I shrugged. “You two were close once, for a long time. Dying shouldn’t be lonely, Chief. If the situation was reversed, what would you want?”
At my side, Chavez was silent. I studied him out of the corner of my eye, the pockmarked skin on his face, the receding hairline, the way his ears seemed too big for his face. These descriptions sound like petty things, but in a society where first impressions are everything, his features marked the chief as plain, average. Some might even say ugly.
Chavez was one of the best men I knew, with a razor-sharp intellect and a heart of gold. His beauty lay on the inside, in his heart, his character.
After a moment, he said in a low voice, “I’d want to see him. Everything that happened last fall … you know none of that was Terry’s fault. He lost everything, including his whole family, and why? Because of other people’s choices, other people’s decisions. He’s a broken man. A broken, dying man.”
“Go to him, Chief.”
“I will. Enough melancholy. What’s going on, Gemma? When we spoke earlier, I heard fear in your voice.”

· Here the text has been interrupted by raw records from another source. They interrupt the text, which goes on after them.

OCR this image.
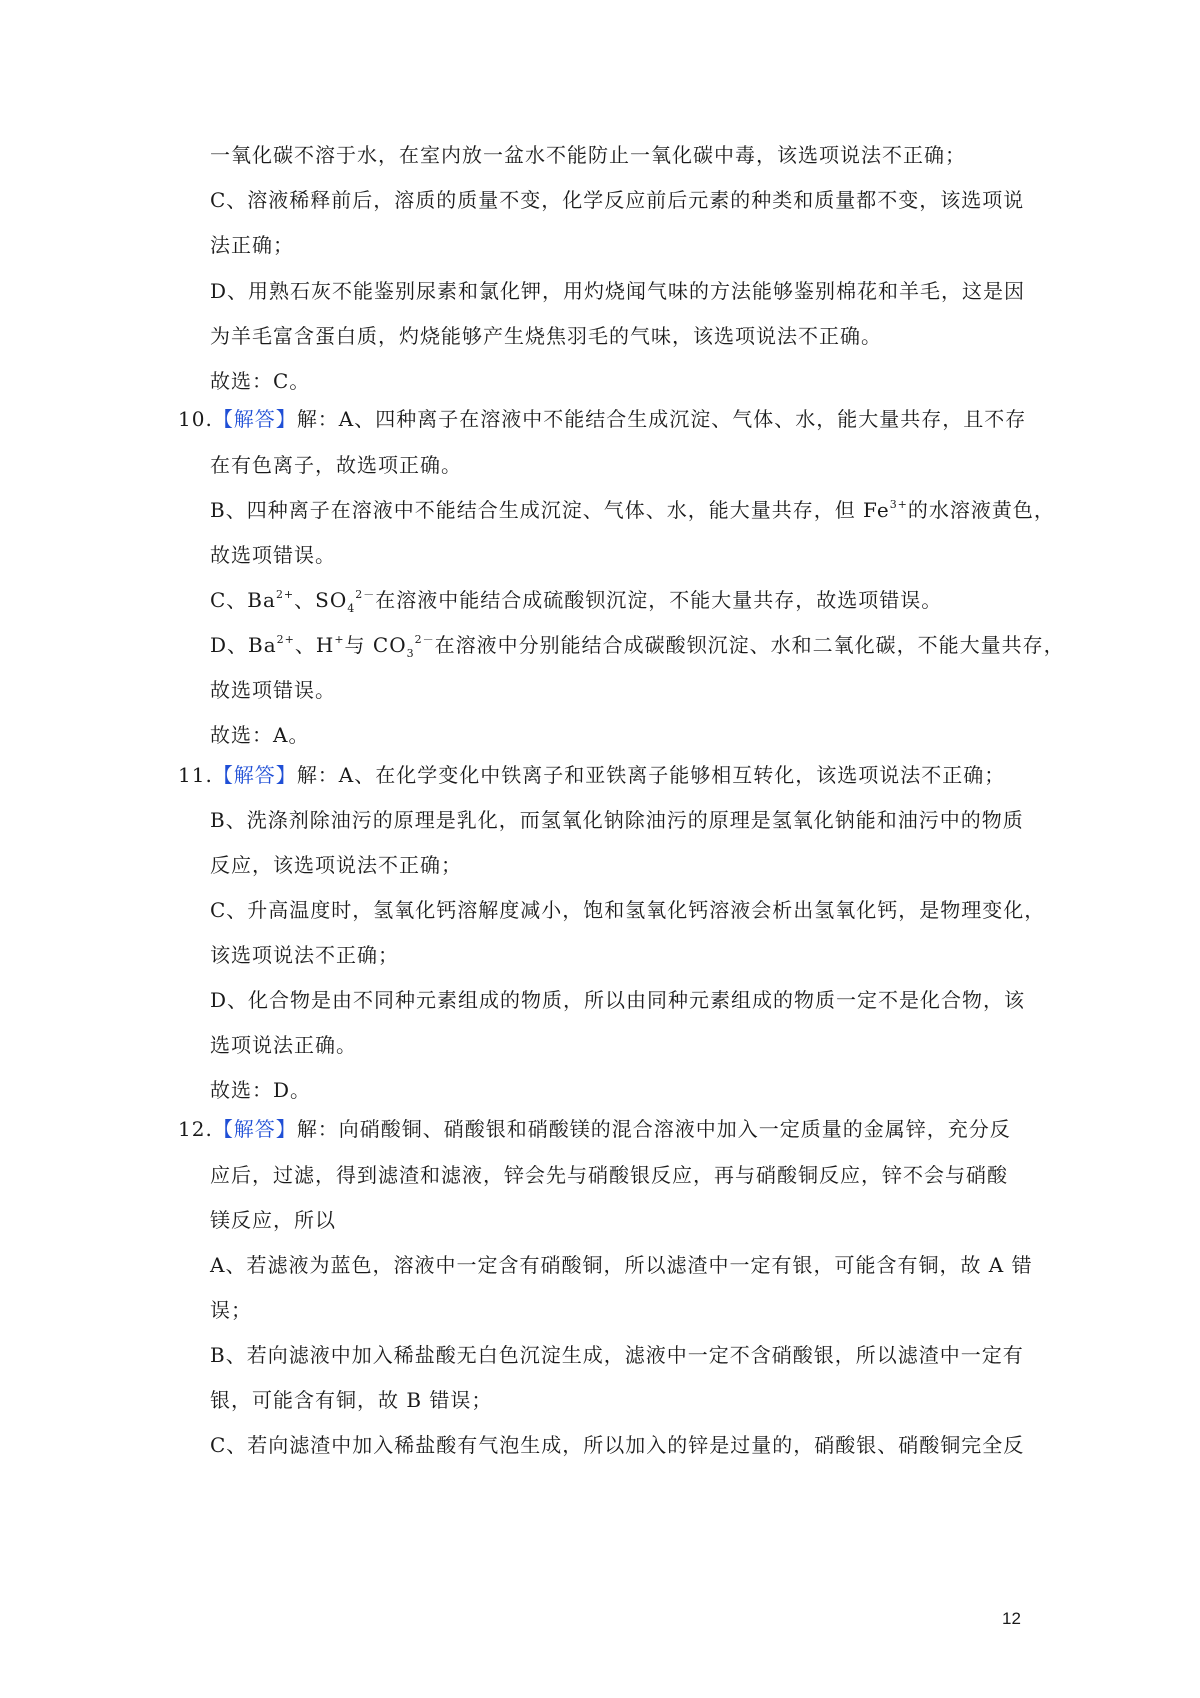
一氧化碳不溶于水，在室内放一盆水不能防止一氧化碳中毒，该选项说法不正确；
C、溶液稀释前后，溶质的质量不变，化学反应前后元素的种类和质量都不变，该选项说
法正确；
D、用熟石灰不能鉴别尿素和氯化钾，用灼烧闻气味的方法能够鉴别棉花和羊毛，这是因
为羊毛富含蛋白质，灼烧能够产生烧焦羽毛的气味，该选项说法不正确。
故选：C。
10.【解答】解：A、四种离子在溶液中不能结合生成沉淀、气体、水，能大量共存，且不存
在有色离子，故选项正确。
B、四种离子在溶液中不能结合生成沉淀、气体、水，能大量共存，但 $Fe^{3+}$的水溶液黄色，
故选项错误。
C、$Ba^{2+}$、$SO_4^{2-}$在溶液中能结合成硫酸钡沉淀，不能大量共存，故选项错误。
D、$Ba^{2+}$、H+与 $CO_3^{2-}$在溶液中分别能结合成碳酸钡沉淀、水和二氧化碳，不能大量共存，
故选项错误。
故选：A。
11.【解答】解：A、在化学变化中铁离子和亚铁离子能够相互转化，该选项说法不正确；
B、洗涤剂除油污的原理是乳化，而氢氧化钠除油污的原理是氢氧化钠能和油污中的物质
反应，该选项说法不正确；
C、升高温度时，氢氧化钙溶解度减小，饱和氢氧化钙溶液会析出氢氧化钙，是物理变化，
该选项说法不正确；
D、化合物是由不同种元素组成的物质，所以由同种元素组成的物质一定不是化合物，该
选项说法正确。
故选：D。
12.【解答】解：向硝酸铜、硝酸银和硝酸镁的混合溶液中加入一定质量的金属锌，充分反
应后，过滤，得到滤渣和滤液，锌会先与硝酸银反应，再与硝酸铜反应，锌不会与硝酸
镁反应，所以
A、若滤液为蓝色，溶液中一定含有硝酸铜，所以滤渣中一定有银，可能含有铜，故 A 错
误；
B、若向滤液中加入稀盐酸无白色沉淀生成，滤液中一定不含硝酸银，所以滤渣中一定有
银，可能含有铜，故 B 错误；
C、若向滤渣中加入稀盐酸有气泡生成，所以加入的锌是过量的，硝酸银、硝酸铜完全反
12
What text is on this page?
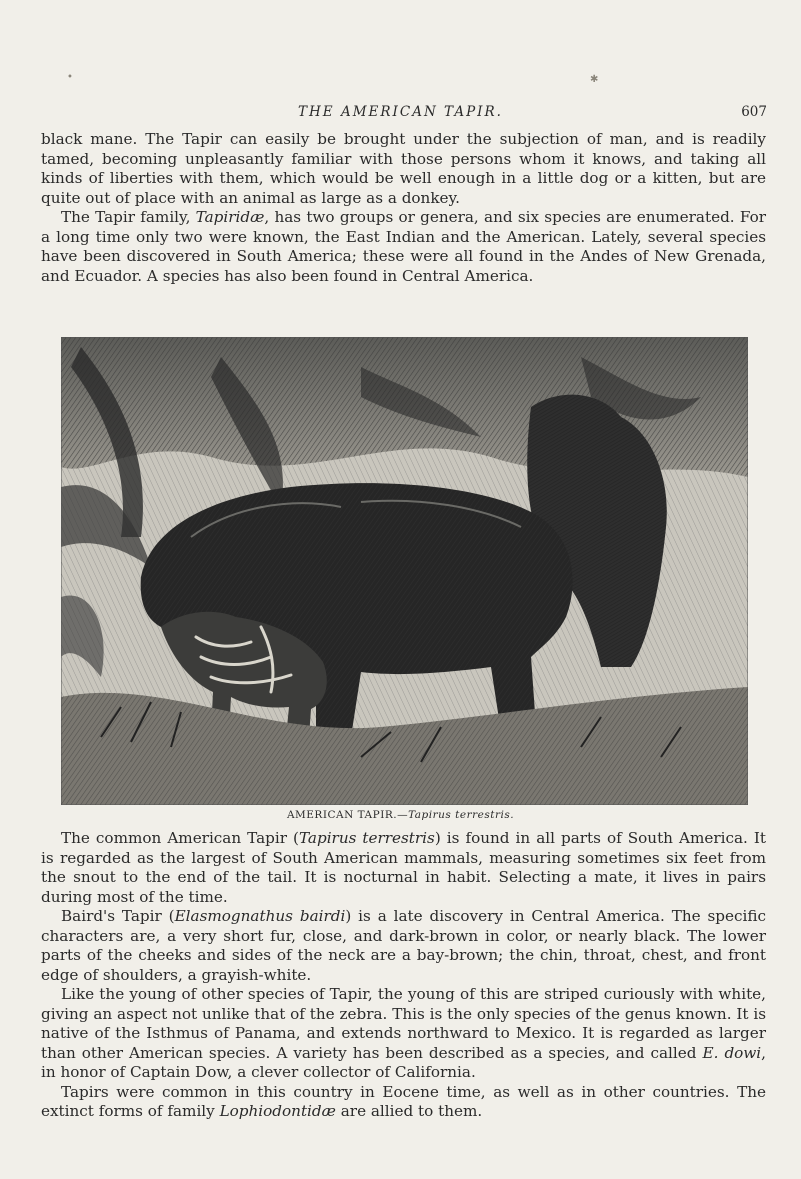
•	✱
THE AMERICAN TAPIR.	607

black mane. The Tapir can easily be brought under the subjection of man, and is readily tamed, becoming unpleasantly familiar with those persons whom it knows, and taking all kinds of liberties with them, which would be well enough in a little dog or a kitten, but are quite out of place with an animal as large as a donkey.

The Tapir family, Tapiridæ, has two groups or genera, and six species are enumerated. For a long time only two were known, the East Indian and the American. Lately, several species have been discovered in South America; these were all found in the Andes of New Grenada, and Ecuador. A species has also been found in Central America.

AMERICAN TAPIR.—Tapirus terrestris.

The common American Tapir (Tapirus terrestris) is found in all parts of South America. It is regarded as the largest of South American mammals, measuring sometimes six feet from the snout to the end of the tail. It is nocturnal in habit. Selecting a mate, it lives in pairs during most of the time.

Baird's Tapir (Elasmognathus bairdi) is a late discovery in Central America. The specific characters are, a very short fur, close, and dark-brown in color, or nearly black. The lower parts of the cheeks and sides of the neck are a bay-brown; the chin, throat, chest, and front edge of shoulders, a grayish-white.

Like the young of other species of Tapir, the young of this are striped curiously with white, giving an aspect not unlike that of the zebra. This is the only species of the genus known. It is native of the Isthmus of Panama, and extends northward to Mexico. It is regarded as larger than other American species. A variety has been described as a species, and called E. dowi, in honor of Captain Dow, a clever collector of California.

Tapirs were common in this country in Eocene time, as well as in other countries. The extinct forms of family Lophiodontidæ are allied to them.
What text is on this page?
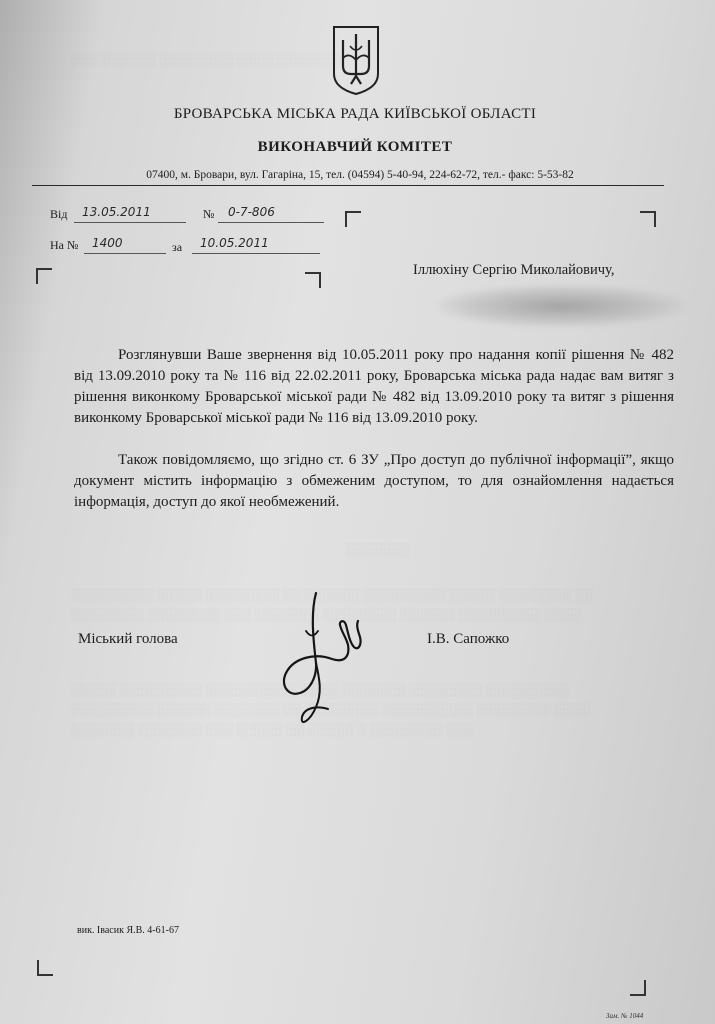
░░░ ░░░░░░ ░░░░░░░░ ░░░░ ░░░░░░░
░░░░░░░
░░░░░░░░░ ░░░░░ ░░░░░░░░ ░░ ░░░░░░ ░░░░░░░░░ ░░░░░ ░░░░░░░░ ░░
░░░░░░░░ ░░░░░░░░ ░░░ ░░░░░░░ ░░░░░░░░ ░░░░░░ ░░░░░░░░░ ░░░░
░░░░░ ░░░░░░░░░ ░░░░░░░░░░ ░░░░ ░░░░░░░ ░░░░░░░░ ░░░░░░░░░
░░░░░░░░░ ░░░░░░ ░░░░░░░ ░░ ░░░░░░░░ ░░░░░░░░░░ ░░░░░░░░ ░░░░
░░░░░░░ ░░░░░░░ ░░░ ░░░░░ ░░ ░░░░░ ░ ░░░░░░░░ ░░░
БРОВАРСЬКА МІСЬКА РАДА КИЇВСЬКОЇ ОБЛАСТІ
ВИКОНАВЧИЙ КОМІТЕТ
07400, м. Бровари, вул. Гагаріна, 15, тел. (04594) 5-40-94, 224-62-72, тел.- факс: 5-53-82
Від 13.05.2011	№ 0-7-806
На № 1400	за 10.05.2011
Іллюхіну Сергію Миколайовичу,
Розглянувши Ваше звернення від 10.05.2011 року про надання копії рішення № 482 від 13.09.2010 року та № 116 від 22.02.2011 року, Броварська міська рада надає вам витяг з рішення виконкому Броварської міської ради № 482 від 13.09.2010 року та витяг з рішення виконкому Броварської міської ради № 116 від 13.09.2010 року.
Також повідомляємо, що згідно ст. 6 ЗУ „Про доступ до публічної інформації”, якщо документ містить інформацію з обмеженим доступом, то для ознайомлення надається інформація, доступ до якої необмежений.
Міський голова	І.В. Сапожко
вик. Івасик Я.В. 4-61-67
Зам. № 1044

I pushed off the fence and turned to the north, looking out at the Old Cabin Woods. Though the sun was still high in the sky, and clouds were few and far between, the woods remained dark, under shadows of their own. “The truth is, I am scared. Have you ever heard of a man named Josiah Black?”
“Sounds vaguely familiar…” Chavez thought a moment. I knew that after he moved to Cedar Valley, when he first started on the force, he took it upon himself to learn as much history as he could. Finally, he shook his head. “I can’t pinpoint it.”